During the crossing, the ferry's cable was damaged by artillery shrapnel, and the ferry began to drift downstream. Koshev plunged into the freezing water in an attempt to retrieve the cable, which had caught on an underwater pile. Diving three times, he managed to retrieve the end of the heavy cable and secure it back to the ferry, saving the tanks from being lost.
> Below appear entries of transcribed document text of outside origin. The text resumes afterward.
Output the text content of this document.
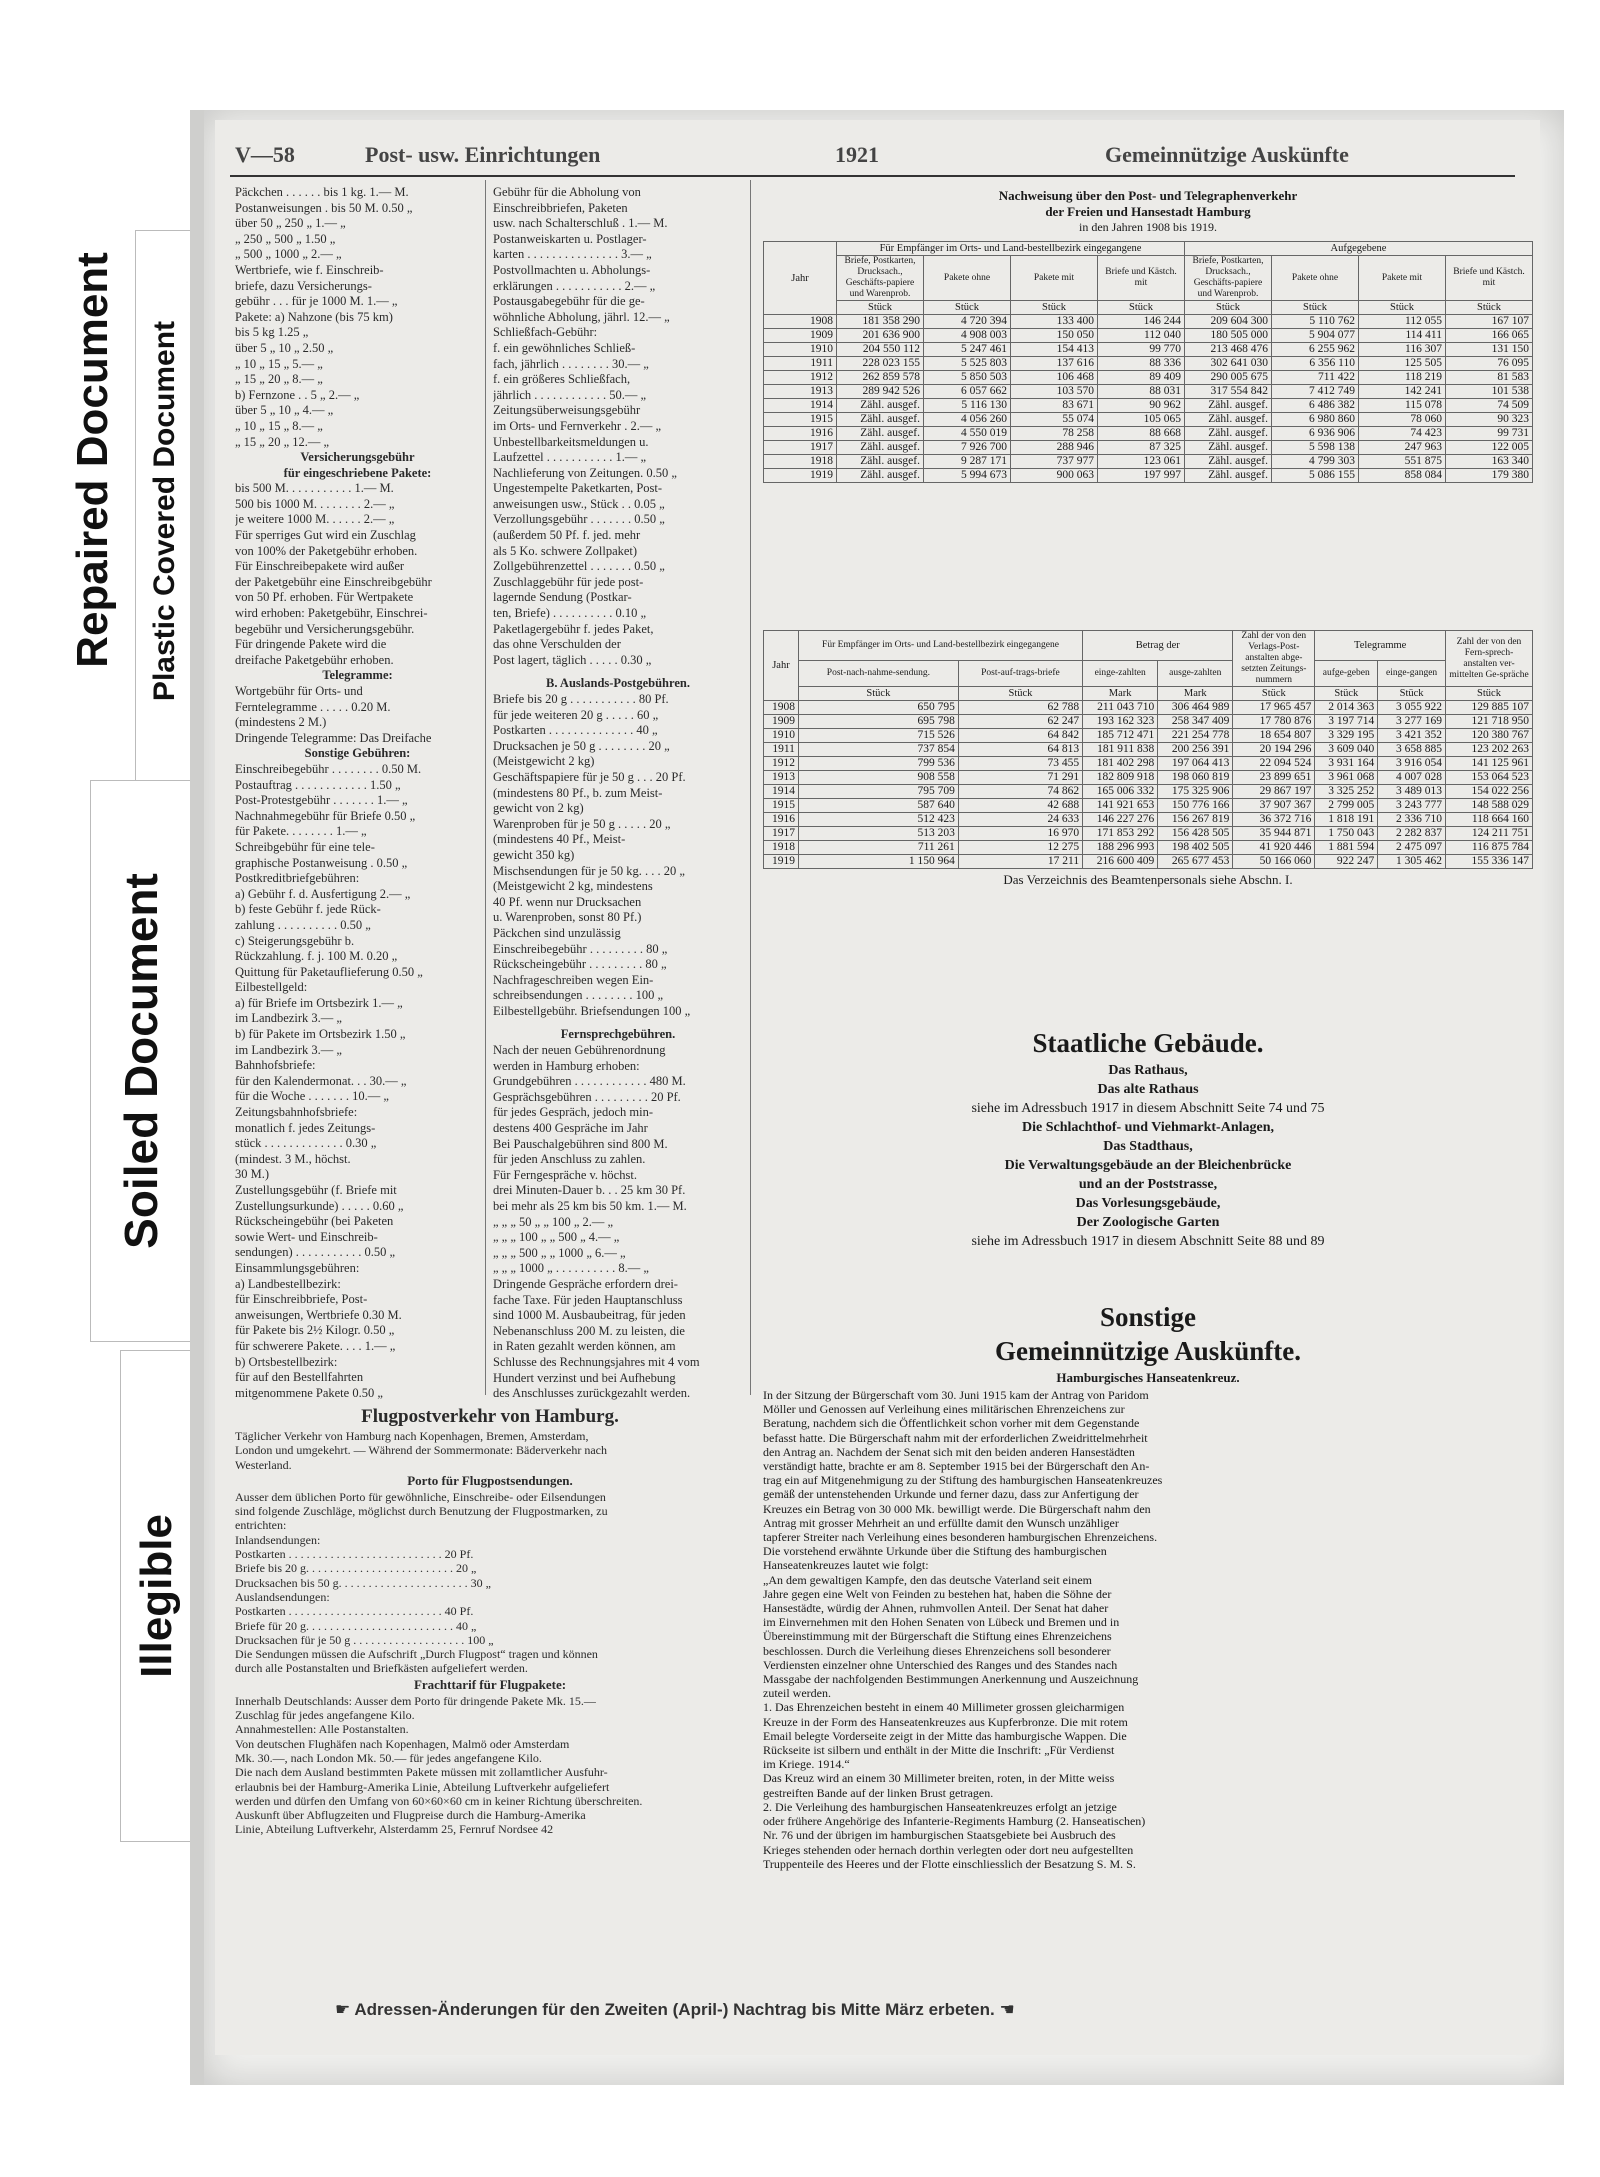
Repaired Document Plastic Covered Document
Soiled Document
Illegible
V—58	Post- usw. Einrichtungen	1921	Gemeinnützige Auskünfte
Päckchen . . . . . . bis 1 kg. 1.— M.
Postanweisungen . bis 50 M. 0.50 „
über 50 „ 250 „ 1.— „
„ 250 „ 500 „ 1.50 „
„ 500 „ 1000 „ 2.— „
Wertbriefe, wie f. Einschreib-
briefe, dazu Versicherungs-
gebühr . . . für je 1000 M. 1.— „
Pakete: a) Nahzone (bis 75 km)
bis 5 kg 1.25 „
über 5 „ 10 „ 2.50 „
„ 10 „ 15 „ 5.— „
„ 15 „ 20 „ 8.— „
b) Fernzone . . 5 „ 2.— „
über 5 „ 10 „ 4.— „
„ 10 „ 15 „ 8.— „
„ 15 „ 20 „ 12.— „
Versicherungsgebühr
für eingeschriebene Pakete:
bis 500 M. . . . . . . . . . . 1.— M.
500 bis 1000 M. . . . . . . . 2.— „
je weitere 1000 M. . . . . . 2.— „
Für sperriges Gut wird ein Zuschlag
von 100% der Paketgebühr erhoben.
Für Einschreibepakete wird außer
der Paketgebühr eine Einschreibgebühr
von 50 Pf. erhoben. Für Wertpakete
wird erhoben: Paketgebühr, Einschrei-
begebühr und Versicherungsgebühr.
Für dringende Pakete wird die
dreifache Paketgebühr erhoben.
Telegramme:
Wortgebühr für Orts- und
Ferntelegramme . . . . . 0.20 M.
(mindestens 2 M.)
Dringende Telegramme: Das Dreifache
Sonstige Gebühren:
Einschreibegebühr . . . . . . . . 0.50 M.
Postauftrag . . . . . . . . . . . . 1.50 „
Post-Protestgebühr . . . . . . . 1.— „
Nachnahmegebühr für Briefe 0.50 „
für Pakete. . . . . . . . 1.— „
Schreibgebühr für eine tele-
graphische Postanweisung . 0.50 „
Postkreditbriefgebühren:
a) Gebühr f. d. Ausfertigung 2.— „
b) feste Gebühr f. jede Rück-
zahlung . . . . . . . . . . 0.50 „
c) Steigerungsgebühr b.
Rückzahlung. f. j. 100 M. 0.20 „
Quittung für Paketauflieferung 0.50 „
Eilbestellgeld:
a) für Briefe im Ortsbezirk 1.— „
im Landbezirk 3.— „
b) für Pakete im Ortsbezirk 1.50 „
im Landbezirk 3.— „
Bahnhofsbriefe:
für den Kalendermonat. . . 30.— „
für die Woche . . . . . . . 10.— „
Zeitungsbahnhofsbriefe:
monatlich f. jedes Zeitungs-
stück . . . . . . . . . . . . . 0.30 „
(mindest. 3 M., höchst.
30 M.)
Zustellungsgebühr (f. Briefe mit
Zustellungsurkunde) . . . . . 0.60 „
Rückscheingebühr (bei Paketen
sowie Wert- und Einschreib-
sendungen) . . . . . . . . . . . 0.50 „
Einsammlungsgebühren:
a) Landbestellbezirk:
für Einschreibbriefe, Post-
anweisungen, Wertbriefe 0.30 M.
für Pakete bis 2½ Kilogr. 0.50 „
für schwerere Pakete. . . . 1.— „
b) Ortsbestellbezirk:
für auf den Bestellfahrten
mitgenommene Pakete 0.50 „
Gebühr für die Abholung von
Einschreibbriefen, Paketen
usw. nach Schalterschluß . 1.— M.
Postanweiskarten u. Postlager-
karten . . . . . . . . . . . . . . . 3.— „
Postvollmachten u. Abholungs-
erklärungen . . . . . . . . . . . 2.— „
Postausgabegebühr für die ge-
wöhnliche Abholung, jährl. 12.— „
Schließfach-Gebühr:
f. ein gewöhnliches Schließ-
fach, jährlich . . . . . . . . 30.— „
f. ein größeres Schließfach,
jährlich . . . . . . . . . . . . 50.— „
Zeitungsüberweisungsgebühr
im Orts- und Fernverkehr . 2.— „
Unbestellbarkeitsmeldungen u.
Laufzettel . . . . . . . . . . . 1.— „
Nachlieferung von Zeitungen. 0.50 „
Ungestempelte Paketkarten, Post-
anweisungen usw., Stück . . 0.05 „
Verzollungsgebühr . . . . . . . 0.50 „
(außerdem 50 Pf. f. jed. mehr
als 5 Ko. schwere Zollpaket)
Zollgebührenzettel . . . . . . . 0.50 „
Zuschlaggebühr für jede post-
lagernde Sendung (Postkar-
ten, Briefe) . . . . . . . . . . 0.10 „
Paketlagergebühr f. jedes Paket,
das ohne Verschulden der
Post lagert, täglich . . . . . 0.30 „
B. Auslands-Postgebühren.
Briefe bis 20 g . . . . . . . . . . . 80 Pf.
für jede weiteren 20 g . . . . . 60 „
Postkarten . . . . . . . . . . . . . . 40 „
Drucksachen je 50 g . . . . . . . . 20 „
(Meistgewicht 2 kg)
Geschäftspapiere für je 50 g . . . 20 Pf.
(mindestens 80 Pf., b. zum Meist-
gewicht von 2 kg)
Warenproben für je 50 g . . . . . 20 „
(mindestens 40 Pf., Meist-
gewicht 350 kg)
Mischsendungen für je 50 kg. . . . 20 „
(Meistgewicht 2 kg, mindestens
40 Pf. wenn nur Drucksachen
u. Warenproben, sonst 80 Pf.)
Päckchen sind unzulässig
Einschreibegebühr . . . . . . . . . 80 „
Rückscheingebühr . . . . . . . . . 80 „
Nachfrageschreiben wegen Ein-
schreibsendungen . . . . . . . . 100 „
Eilbestellgebühr. Briefsendungen 100 „
Fernsprechgebühren.
Nach der neuen Gebührenordnung
werden in Hamburg erhoben:
Grundgebühren . . . . . . . . . . . . 480 M.
Gesprächsgebühren . . . . . . . . . 20 Pf.
für jedes Gespräch, jedoch min-
destens 400 Gespräche im Jahr
Bei Pauschalgebühren sind 800 M.
für jeden Anschluss zu zahlen.
Für Ferngespräche v. höchst.
drei Minuten-Dauer b. . . 25 km 30 Pf.
bei mehr als 25 km bis 50 km. 1.— M.
„ „ „ 50 „ „ 100 „ 2.— „
„ „ „ 100 „ „ 500 „ 4.— „
„ „ „ 500 „ „ 1000 „ 6.— „
„ „ „ 1000 „ . . . . . . . . . . 8.— „
Dringende Gespräche erfordern drei-
fache Taxe. Für jeden Hauptanschluss
sind 1000 M. Ausbaubeitrag, für jeden
Nebenanschluss 200 M. zu leisten, die
in Raten gezahlt werden können, am
Schlusse des Rechnungsjahres mit 4 vom
Hundert verzinst und bei Aufhebung
des Anschlusses zurückgezahlt werden.
Flugpostverkehr von Hamburg.
Täglicher Verkehr von Hamburg nach Kopenhagen, Bremen, Amsterdam,
London und umgekehrt. — Während der Sommermonate: Bäderverkehr nach
Westerland.
Porto für Flugpostsendungen.
Ausser dem üblichen Porto für gewöhnliche, Einschreibe- oder Eilsendungen
sind folgende Zuschläge, möglichst durch Benutzung der Flugpostmarken, zu
entrichten:
Inlandsendungen:
Postkarten . . . . . . . . . . . . . . . . . . . . . . . . . . 20 Pf.
Briefe bis 20 g. . . . . . . . . . . . . . . . . . . . . . . . . 20 „
Drucksachen bis 50 g. . . . . . . . . . . . . . . . . . . . . . 30 „
Auslandsendungen:
Postkarten . . . . . . . . . . . . . . . . . . . . . . . . . . 40 Pf.
Briefe für 20 g. . . . . . . . . . . . . . . . . . . . . . . . . 40 „
Drucksachen für je 50 g . . . . . . . . . . . . . . . . . . . 100 „
Die Sendungen müssen die Aufschrift „Durch Flugpost“ tragen und können
durch alle Postanstalten und Briefkästen aufgeliefert werden.
Frachttarif für Flugpakete:
Innerhalb Deutschlands: Ausser dem Porto für dringende Pakete Mk. 15.—
Zuschlag für jedes angefangene Kilo.
Annahmestellen: Alle Postanstalten.
Von deutschen Flughäfen nach Kopenhagen, Malmö oder Amsterdam
Mk. 30.—, nach London Mk. 50.— für jedes angefangene Kilo.
Die nach dem Ausland bestimmten Pakete müssen mit zollamtlicher Ausfuhr-
erlaubnis bei der Hamburg-Amerika Linie, Abteilung Luftverkehr aufgeliefert
werden und dürfen den Umfang von 60×60×60 cm in keiner Richtung überschreiten.
Auskunft über Abflugzeiten und Flugpreise durch die Hamburg-Amerika
Linie, Abteilung Luftverkehr, Alsterdamm 25, Fernruf Nordsee 42
Nachweisung über den Post- und Telegraphenverkehr
der Freien und Hansestadt Hamburg
in den Jahren 1908 bis 1919.
Jahr	Für Empfänger im Orts- und Land-bestellbezirk eingegangene				Aufgegebene			
	Briefe, Postkarten, Drucksach., Geschäfts-papiere und Warenprob.	Pakete ohne	Pakete mit	Briefe und Kästch. mit	Briefe, Postkarten, Drucksach., Geschäfts-papiere und Warenprob.	Pakete ohne	Pakete mit	Briefe und Kästch. mit
	Stück	Stück	Stück	Stück	Stück	Stück	Stück	Stück
1908	181 358 290	4 720 394	133 400	146 244	209 604 300	5 110 762	112 055	167 107
1909	201 636 900	4 908 003	150 050	112 040	180 505 000	5 904 077	114 411	166 065
1910	204 550 112	5 247 461	154 413	99 770	213 468 476	6 255 962	116 307	131 150
1911	228 023 155	5 525 803	137 616	88 336	302 641 030	6 356 110	125 505	76 095
1912	262 859 578	5 850 503	106 468	89 409	290 005 675	711 422	118 219	81 583
1913	289 942 526	6 057 662	103 570	88 031	317 554 842	7 412 749	142 241	101 538
1914	Zähl. ausgef.	5 116 130	83 671	90 962	Zähl. ausgef.	6 486 382	115 078	74 509
1915	Zähl. ausgef.	4 056 260	55 074	105 065	Zähl. ausgef.	6 980 860	78 060	90 323
1916	Zähl. ausgef.	4 550 019	78 258	88 668	Zähl. ausgef.	6 936 906	74 423	99 731
1917	Zähl. ausgef.	7 926 700	288 946	87 325	Zähl. ausgef.	5 598 138	247 963	122 005
1918	Zähl. ausgef.	9 287 171	737 977	123 061	Zähl. ausgef.	4 799 303	551 875	163 340
1919	Zähl. ausgef.	5 994 673	900 063	197 997	Zähl. ausgef.	5 086 155	858 084	179 380
Jahr	Für Empfänger im Orts- und Land-bestellbezirk eingegangene		Betrag der		Zahl der von den Verlags-Post-anstalten abge-setzten Zeitungs-nummern	Telegramme		Zahl der von den Fern-sprech-anstalten ver-mittelten Ge-spräche
	Post-nach-nahme-sendung.	Post-auf-trags-briefe	einge-zahlten	ausge-zahlten		aufge-geben	einge-gangen	
	Stück	Stück	Mark	Mark	Stück	Stück	Stück	Stück
1908	650 795	62 788	211 043 710	306 464 989	17 965 457	2 014 363	3 055 922	129 885 107
1909	695 798	62 247	193 162 323	258 347 409	17 780 876	3 197 714	3 277 169	121 718 950
1910	715 526	64 842	185 712 471	221 254 778	18 654 807	3 329 195	3 421 352	120 380 767
1911	737 854	64 813	181 911 838	200 256 391	20 194 296	3 609 040	3 658 885	123 202 263
1912	799 536	73 455	181 402 298	197 064 413	22 094 524	3 931 164	3 916 054	141 125 961
1913	908 558	71 291	182 809 918	198 060 819	23 899 651	3 961 068	4 007 028	153 064 523
1914	795 709	74 862	165 006 332	175 325 906	29 867 197	3 325 252	3 489 013	154 022 256
1915	587 640	42 688	141 921 653	150 776 166	37 907 367	2 799 005	3 243 777	148 588 029
1916	512 423	24 633	146 227 276	156 267 819	36 372 716	1 818 191	2 336 710	118 664 160
1917	513 203	16 970	171 853 292	156 428 505	35 944 871	1 750 043	2 282 837	124 211 751
1918	711 261	12 275	188 296 993	198 402 505	41 920 446	1 881 594	2 475 097	116 875 784
1919	1 150 964	17 211	216 600 409	265 677 453	50 166 060	922 247	1 305 462	155 336 147
Das Verzeichnis des Beamtenpersonals siehe Abschn. I.
Staatliche Gebäude.
Das Rathaus,
Das alte Rathaus
siehe im Adressbuch 1917 in diesem Abschnitt Seite 74 und 75
Die Schlachthof- und Viehmarkt-Anlagen,
Das Stadthaus,
Die Verwaltungsgebäude an der Bleichenbrücke
und an der Poststrasse,
Das Vorlesungsgebäude,
Der Zoologische Garten
siehe im Adressbuch 1917 in diesem Abschnitt Seite 88 und 89
Sonstige
Gemeinnützige Auskünfte.
Hamburgisches Hanseatenkreuz.
In der Sitzung der Bürgerschaft vom 30. Juni 1915 kam der Antrag von Paridom
Möller und Genossen auf Verleihung eines militärischen Ehrenzeichens zur
Beratung, nachdem sich die Öffentlichkeit schon vorher mit dem Gegenstande
befasst hatte. Die Bürgerschaft nahm mit der erforderlichen Zweidrittelmehrheit
den Antrag an. Nachdem der Senat sich mit den beiden anderen Hansestädten
verständigt hatte, brachte er am 8. September 1915 bei der Bürgerschaft den An-
trag ein auf Mitgenehmigung zu der Stiftung des hamburgischen Hanseatenkreuzes
gemäß der untenstehenden Urkunde und ferner dazu, dass zur Anfertigung der
Kreuzes ein Betrag von 30 000 Mk. bewilligt werde. Die Bürgerschaft nahm den
Antrag mit grosser Mehrheit an und erfüllte damit den Wunsch unzähliger
tapferer Streiter nach Verleihung eines besonderen hamburgischen Ehrenzeichens.
Die vorstehend erwähnte Urkunde über die Stiftung des hamburgischen
Hanseatenkreuzes lautet wie folgt:
„An dem gewaltigen Kampfe, den das deutsche Vaterland seit einem
Jahre gegen eine Welt von Feinden zu bestehen hat, haben die Söhne der
Hansestädte, würdig der Ahnen, ruhmvollen Anteil. Der Senat hat daher
im Einvernehmen mit den Hohen Senaten von Lübeck und Bremen und in
Übereinstimmung mit der Bürgerschaft die Stiftung eines Ehrenzeichens
beschlossen. Durch die Verleihung dieses Ehrenzeichens soll besonderer
Verdiensten einzelner ohne Unterschied des Ranges und des Standes nach
Massgabe der nachfolgenden Bestimmungen Anerkennung und Auszeichnung
zuteil werden.
1. Das Ehrenzeichen besteht in einem 40 Millimeter grossen gleicharmigen
Kreuze in der Form des Hanseatenkreuzes aus Kupferbronze. Die mit rotem
Email belegte Vorderseite zeigt in der Mitte das hamburgische Wappen. Die
Rückseite ist silbern und enthält in der Mitte die Inschrift: „Für Verdienst
im Kriege. 1914.“
Das Kreuz wird an einem 30 Millimeter breiten, roten, in der Mitte weiss
gestreiften Bande auf der linken Brust getragen.
2. Die Verleihung des hamburgischen Hanseatenkreuzes erfolgt an jetzige
oder frühere Angehörige des Infanterie-Regiments Hamburg (2. Hanseatischen)
Nr. 76 und der übrigen im hamburgischen Staatsgebiete bei Ausbruch des
Krieges stehenden oder hernach dorthin verlegten oder dort neu aufgestellten
Truppenteile des Heeres und der Flotte einschliesslich der Besatzung S. M. S.
☛ Adressen-Änderungen für den Zweiten (April-) Nachtrag bis Mitte März erbeten. ☚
By a decree of the Presidium of the Supreme Soviet of the USSR on 13 September 1944, for the exemplary execution of combat missions and the courage and heroism displayed in the fight against the German fascist invaders, Yefreytor Aliy Yusufovich Koshev was awarded the title of Hero of the Soviet Union, along with the Order of Lenin and the "Gold Star" medal (No. 4566).

== Awards ==
- Hero of the Soviet Union (13 September 1944)
- Order of Lenin (13 September 1944)
- Medal "For Courage" (18 August 1943)
- Medal "For the Defense of the Caucasus" (25 April 1945)
- Jubilee Medal "In Commemoration of the 100th Anniversary of the Birth of Vladimir Ilyich Lenin"
- Medal "For the Victory over Germany in the Great Patriotic War 1941–1945" (9 May 1945)
- Jubilee Medal "Twenty Years of Victory in the Great Patriotic War 1941–1945" (7 May 1965)
- Other medals

== Memorials ==
- The Hero's name is engraved in gold letters in the Hall of Glory at the Central Museum of the Great Patriotic War in Victory Park, Moscow.
- A memorial monument was erected at his grave.
- Streets are named after him in Tlyustenkhabl and Blechepsin, as well as School No. 5 in his native village.
- A bust of Koshev is installed in front of the school in Blechepsin.
- A commemorative plaque is installed on the facade of the house where he lived in Maykop (10 Lenin Street).

== See also ==
- List of Heroes of the Soviet Union

== Bibliography ==
- Shkadov, Ivan (1987). Герои Советского Союза: Краткий биографический словарь [Heroes of the Soviet Union: A Brief Biographical Dictionary] (in Russian). Vol. 1. Moscow: Voenizdat.
- Sidzhakh, Khazretbiy (2005). Твои Герои, Адыгея: очерки о Героях Советского Союза [Your Heroes, Adygea: Essays on Heroes of the Soviet Union] (in Russian). Maykop: Adyghe Republican Book Publishing House. pp. 416. ISBN 5-7608-0459-6.
- Герои битвы за Кавказ [Heroes of the Battle for the Caucasus] (in Russian). Tskhinvali: Iryston. 1975.
- Золотые Звёзды Адыгеи [Gold Stars of Adygea] (in Russian) (2nd ed.). Maykop. 1980.
- Aparin, N. G. (1980). "Кошев Алий Юсуфович [Koshev Aliy Yusufovich]". Золотые Звёзды Адыгеи [Gold Stars of Adygea] (in Russian). Maykop. pp. 44–45.